The potentially important privacy hearing of Von Hannover and Springer v Germany began yesterday at the Grand Chamber of the European Court of Human Rights regarding the publication of photographs by the media. The International Forum for Responsible Media Blog has provided a copy of the second media intervention in the case from the Media Legal Defence Initiative, the International Press Institute and the World Association of Newspapers and News Publishers.
In the submission the organisations detail the current protections for privacy and freedom of expression across Greece, Hungary, Italy, the Netherlands, France, Poland and Sweden, as well as touching on New Zealand as a comparison.
They conclude that the court should “focus on the principles adopted by domestic courts in balancing Articles 8 and 10 … while affording a wide margin of appreciation to Council of Europe member states in determining the precise balance between such rights in individual cases”.

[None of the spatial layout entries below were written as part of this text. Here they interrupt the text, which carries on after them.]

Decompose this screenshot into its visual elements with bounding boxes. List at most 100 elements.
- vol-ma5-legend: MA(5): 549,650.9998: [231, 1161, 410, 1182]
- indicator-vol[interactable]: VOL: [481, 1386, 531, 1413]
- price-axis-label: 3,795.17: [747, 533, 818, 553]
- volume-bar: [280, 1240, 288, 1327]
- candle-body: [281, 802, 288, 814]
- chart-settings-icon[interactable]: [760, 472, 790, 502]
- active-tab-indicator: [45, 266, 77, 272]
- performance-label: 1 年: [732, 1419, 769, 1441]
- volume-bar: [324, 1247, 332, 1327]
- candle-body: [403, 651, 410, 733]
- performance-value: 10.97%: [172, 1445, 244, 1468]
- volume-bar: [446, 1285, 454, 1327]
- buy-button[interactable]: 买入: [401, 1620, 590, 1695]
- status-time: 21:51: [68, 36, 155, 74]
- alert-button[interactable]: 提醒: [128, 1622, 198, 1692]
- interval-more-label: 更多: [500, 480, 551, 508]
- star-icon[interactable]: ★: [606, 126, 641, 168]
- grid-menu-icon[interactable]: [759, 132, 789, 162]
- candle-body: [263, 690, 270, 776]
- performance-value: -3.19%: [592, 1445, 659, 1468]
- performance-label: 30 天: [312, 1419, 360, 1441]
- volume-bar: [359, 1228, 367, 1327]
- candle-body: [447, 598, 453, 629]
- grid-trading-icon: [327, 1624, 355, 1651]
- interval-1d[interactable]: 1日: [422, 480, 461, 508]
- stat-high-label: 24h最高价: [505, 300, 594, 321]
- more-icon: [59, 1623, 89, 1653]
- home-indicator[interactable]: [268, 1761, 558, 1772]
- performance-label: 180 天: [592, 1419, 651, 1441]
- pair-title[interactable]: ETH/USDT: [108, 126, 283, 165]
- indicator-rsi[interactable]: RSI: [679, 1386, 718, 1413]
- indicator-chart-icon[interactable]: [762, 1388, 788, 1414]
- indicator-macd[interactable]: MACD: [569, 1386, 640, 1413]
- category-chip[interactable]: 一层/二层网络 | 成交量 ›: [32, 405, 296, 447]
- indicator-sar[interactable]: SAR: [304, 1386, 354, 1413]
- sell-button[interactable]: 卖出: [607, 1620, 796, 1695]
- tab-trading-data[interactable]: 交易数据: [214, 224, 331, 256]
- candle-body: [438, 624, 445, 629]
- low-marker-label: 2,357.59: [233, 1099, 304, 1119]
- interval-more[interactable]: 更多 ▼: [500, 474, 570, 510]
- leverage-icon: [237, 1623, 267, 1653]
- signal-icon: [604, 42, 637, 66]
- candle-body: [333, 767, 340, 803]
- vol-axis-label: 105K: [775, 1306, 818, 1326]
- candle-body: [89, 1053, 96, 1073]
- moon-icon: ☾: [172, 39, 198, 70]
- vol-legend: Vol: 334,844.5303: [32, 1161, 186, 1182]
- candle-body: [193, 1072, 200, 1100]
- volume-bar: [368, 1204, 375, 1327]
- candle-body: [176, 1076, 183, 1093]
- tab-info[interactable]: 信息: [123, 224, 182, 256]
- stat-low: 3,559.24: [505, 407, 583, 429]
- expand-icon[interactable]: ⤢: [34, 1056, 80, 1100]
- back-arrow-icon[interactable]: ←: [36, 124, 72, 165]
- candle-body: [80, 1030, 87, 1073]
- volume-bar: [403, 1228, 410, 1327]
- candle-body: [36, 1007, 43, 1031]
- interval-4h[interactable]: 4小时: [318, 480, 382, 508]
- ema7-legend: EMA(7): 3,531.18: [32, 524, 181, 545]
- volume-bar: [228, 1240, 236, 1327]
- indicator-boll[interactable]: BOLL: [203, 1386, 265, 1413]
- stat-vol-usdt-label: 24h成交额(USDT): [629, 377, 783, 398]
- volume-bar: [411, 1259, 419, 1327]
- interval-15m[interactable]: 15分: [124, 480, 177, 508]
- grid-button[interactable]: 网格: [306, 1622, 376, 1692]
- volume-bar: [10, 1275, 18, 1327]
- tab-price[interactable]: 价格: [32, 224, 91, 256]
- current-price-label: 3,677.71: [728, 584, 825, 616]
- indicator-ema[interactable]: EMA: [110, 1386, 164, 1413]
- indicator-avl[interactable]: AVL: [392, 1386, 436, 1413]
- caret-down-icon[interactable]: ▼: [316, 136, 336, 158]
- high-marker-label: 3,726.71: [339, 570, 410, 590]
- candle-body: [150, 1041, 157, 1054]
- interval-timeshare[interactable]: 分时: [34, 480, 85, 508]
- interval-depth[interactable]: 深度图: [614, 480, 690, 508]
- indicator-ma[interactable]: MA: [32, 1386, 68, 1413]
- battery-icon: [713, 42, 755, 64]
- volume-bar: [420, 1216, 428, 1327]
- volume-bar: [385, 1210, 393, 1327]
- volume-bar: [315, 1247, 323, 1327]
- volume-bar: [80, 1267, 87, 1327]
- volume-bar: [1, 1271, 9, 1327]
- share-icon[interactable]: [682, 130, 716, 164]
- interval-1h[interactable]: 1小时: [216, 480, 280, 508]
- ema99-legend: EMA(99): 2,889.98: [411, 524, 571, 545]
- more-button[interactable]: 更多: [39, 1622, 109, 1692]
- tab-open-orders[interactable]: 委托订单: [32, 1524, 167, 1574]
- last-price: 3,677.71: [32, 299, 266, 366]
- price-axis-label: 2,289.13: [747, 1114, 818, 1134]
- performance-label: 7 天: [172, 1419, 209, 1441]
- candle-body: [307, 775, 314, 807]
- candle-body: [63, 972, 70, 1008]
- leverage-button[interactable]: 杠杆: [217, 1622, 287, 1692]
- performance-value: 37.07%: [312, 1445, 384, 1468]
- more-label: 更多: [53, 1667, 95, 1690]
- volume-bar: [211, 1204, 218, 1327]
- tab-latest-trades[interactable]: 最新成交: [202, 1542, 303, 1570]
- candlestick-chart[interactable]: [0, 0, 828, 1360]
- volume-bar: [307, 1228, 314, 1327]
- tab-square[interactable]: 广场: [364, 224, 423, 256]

In particular, the organisations submit that, unless the weights attributed to the factors taken into account by the national courts in performing this balancing act are manifestly inappropriate and therefore result in a decision which clearly falls outside the member state’s margin of appreciation, the findings of local courts in favour of free expression should be “set aside” only if they are shown to be clearly arbitary or summarily dismissive of the privacy/reputational interests at stake. To do otherwise would be wrong in principle, for the reasons given, and would have severe practical consequences for parties, the Court and the domestic implementation of the Convention through national measures.